Sequence of sales for main residence exemption

Question

Dear Julia,

I have a question about the main residence exemption.

I have two properties which will need to be sold in the next year. I would expect there to be a modest but not insignificant capital gain on both properties.

I purchased property A in September, 2013, and lived in it for 15 months, and it was then rented out. I then purchased property B in December, 2014, and have lived in it until now.

It is my understanding that:
– I can sell property B which I am currently living in, and declare it as my main residence between December 2014 to the date of sale – making it CGT exempt.
– Once property B is sold (and the tenants are out of property A) I can then move back in to property A for a while, and re-establish it as my main residence by living in it for a few months.
– I can then sell property A and claim the main residence exemption on it, making it CGT exempt (despite it having been rented out for two years.

My understanding is if I did it the other way around (sold property A, that is rented out) before selling property B, then only property B would be eligible for the main residence exemption, and the sale of property A would be incur a CGT liability.

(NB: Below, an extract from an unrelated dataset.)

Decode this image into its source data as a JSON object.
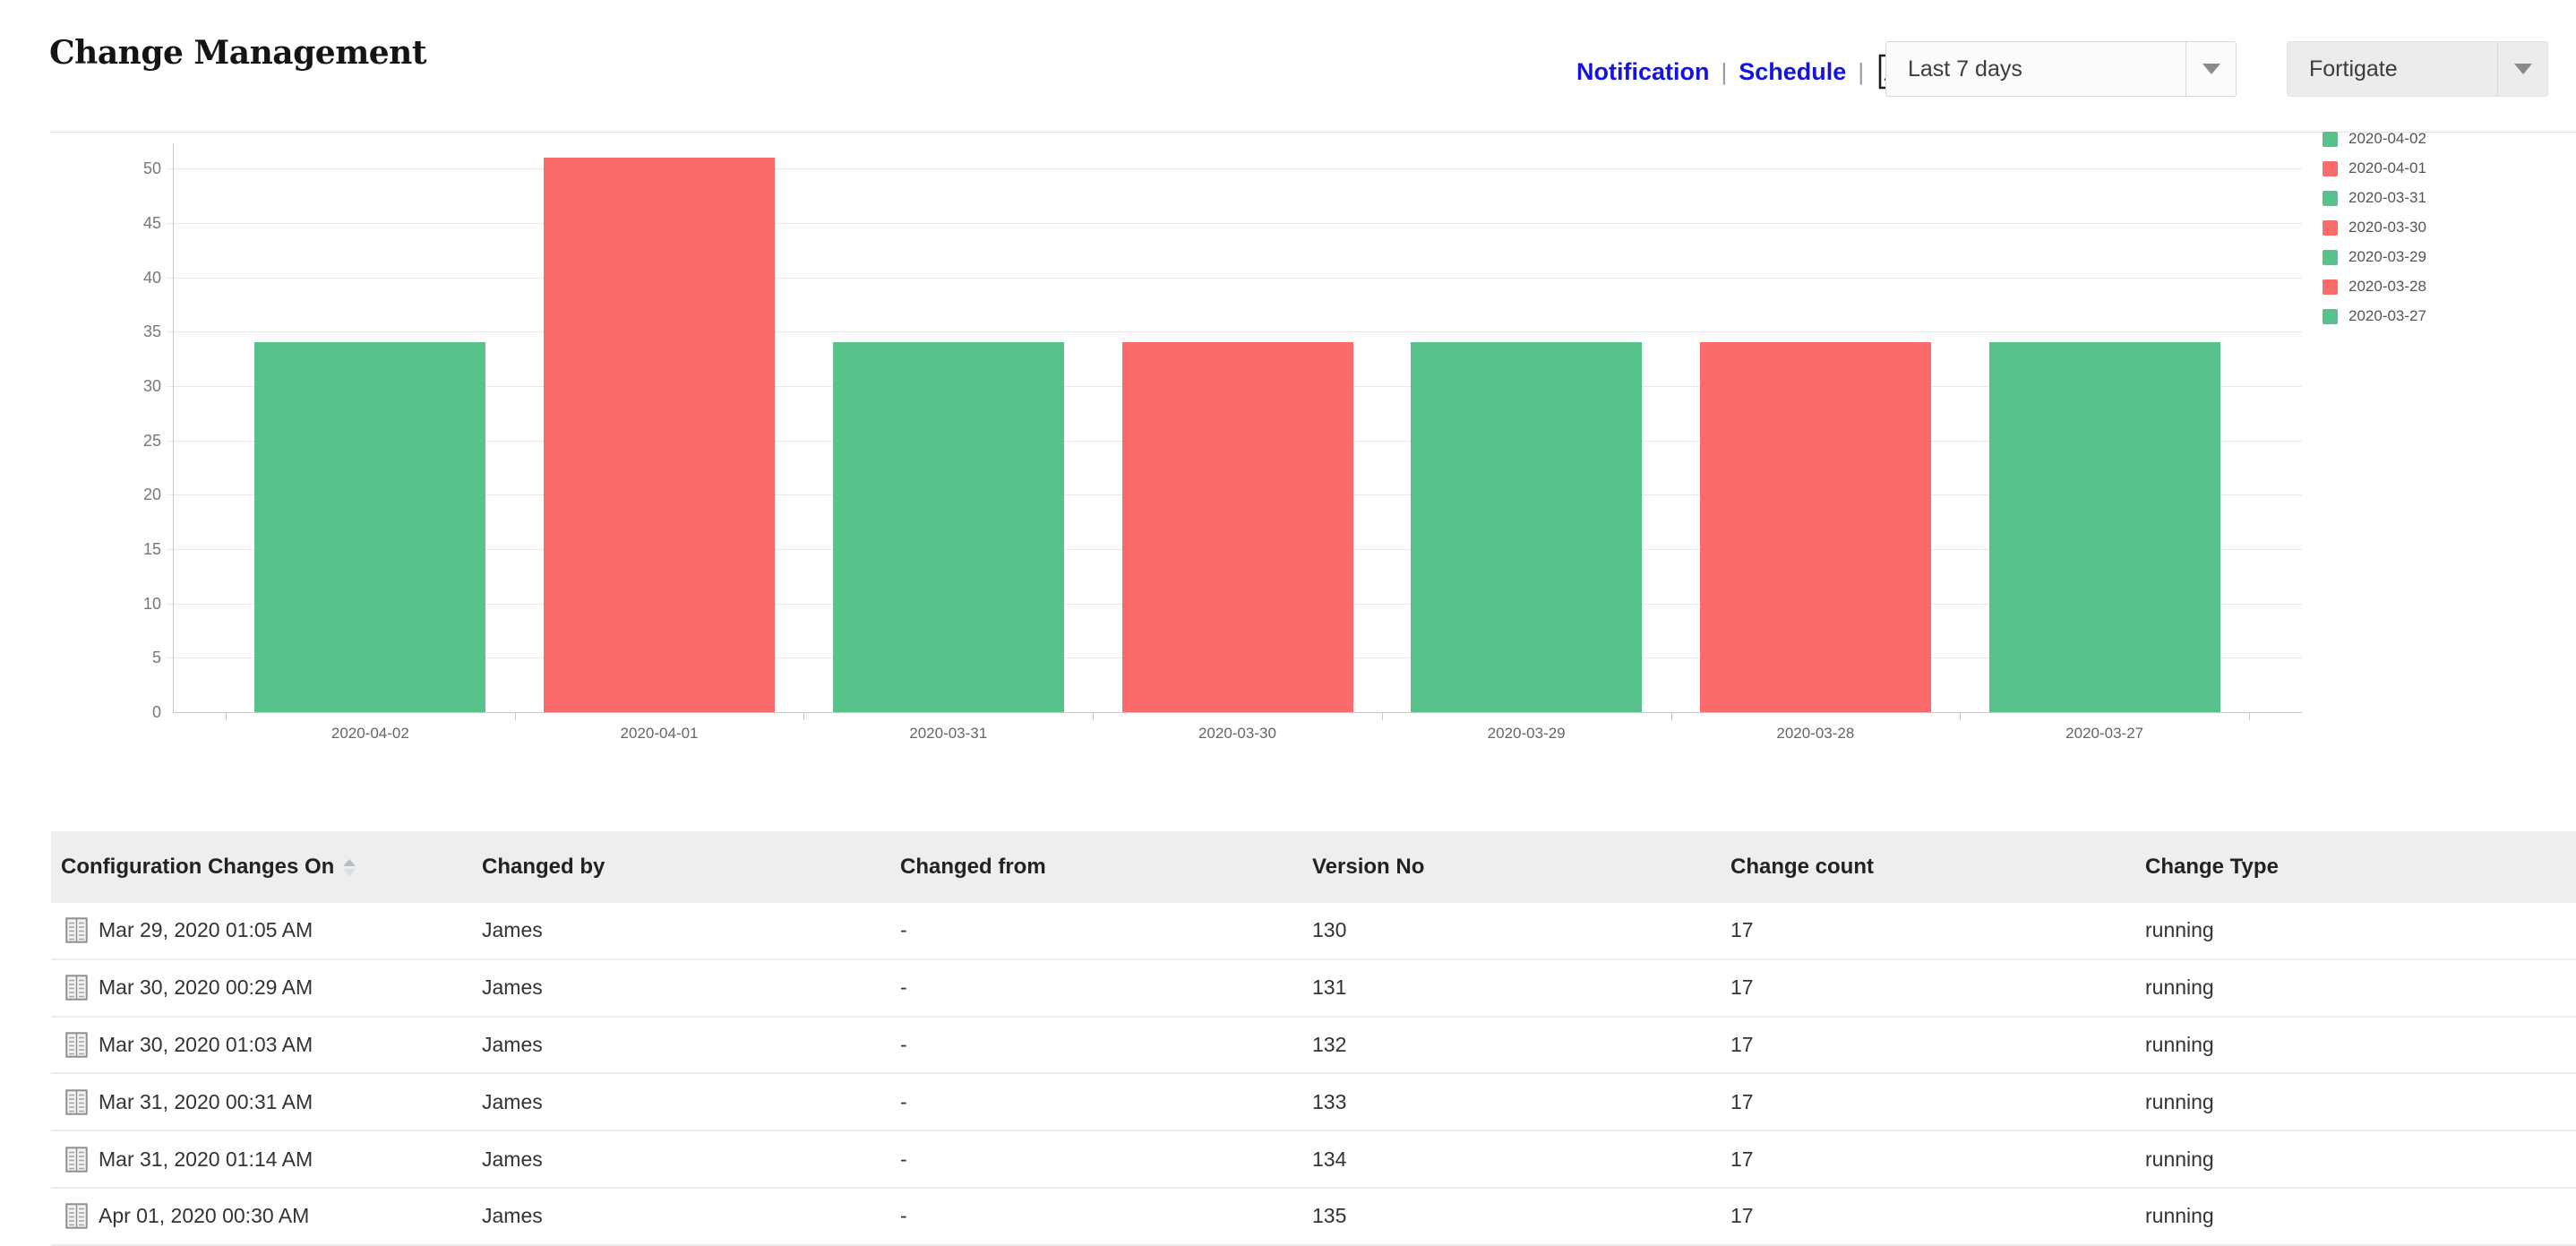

Therefore, my understanding is that it would be most advantageous to sell the properties in the first sequence (i.e. sell B, move back into A before selling it), as CGT liability would be completely avoided.

Is my understanding correct?

Many thanks



Answer

No, not exactly but there is a bit of advantage in doing things in the order you suggest. The bottom line is you can choose to cover either property with your main residence exemption but can only cover both at the same time for a period of 6 months and to get that overlap you have to do things the way you have described.
Now I am assuming you do not have a spouse or your spouse does not have any other property.
You can only cover two properties with your main residence exemption for a maximum period of 6 months and that is the 6 months immediately before one of the properties is sold. Further the property that is sold cannot be used as a rental property in the period before it is sold. Much more detail on this in section 118-140 ITAA 1997 but the above is the important part to apply to you. So if you utilise this section you can only do it if the trigger property is property B because it is not being used to produce income. You see there is no restrictions on the property that is not sold, it could have been used to produce income during the 6 months overlap period. So you could sell property B completely covered with your main residence exemption for the whole time you lived there and cover property A for 9 months if you move in there for 3 months after you sell property B
Really you should calculate the gain on each property and look at the numbers more carefully to decide which property you cover with your main residence exemption. You see you could cover Property A all the way through under section 118-145 the 6 year absence rule. Providing property A was covered by you main residence exemption before you moved out of it, you have the choice of continuing to cover it with your main residence exemption for a period of 6 years while it is earning income. Note also that at the time you first used it to produce income you are required to reset the cost base to the market value (and deemed acquisition date) at that time so you are only looking at the gain on property A from December 2014 to the date it is sold. If you also utilise the 6 months overlap and live there for a few months then you need to work out the percentage those 9 or so months are of the total months from December 2014 to the date you sell. It is this percentage of the gain on that house that will not be taxable.
To cover property A for a longer period than those 9 odd months you would need to expose property B to CGT and this might not be a bad idea. The cost base (the cost base is the amount you deduct from the selling price to work out the capital gain) of a property purchased after 20th August 1991 can be increased by any costs associated with holding it that have not otherwise been claimed as a tax deduction (section 110-25(4) ITAA 1997). Many if not all of the costs associated with Property A have been claimed as a tax deduction but not so with Property B because it was your home. So if all else was equal Property B would have a higher cost base than property A. Holding costs include, insurance, rates, interest, repairs and maintenance. The trouble is having the records but you could claim even cleaning materials, lawn mower fuel and light globes.
Now I have given you a lot of information here for you to estimate the best property to cover with your main residence exemption. But in order to keep it comprehendible to someone learning about these issues for the first time I have spared a bit of the detail so please make sure you run your CGT calculations passed your Accountant before you rely on them.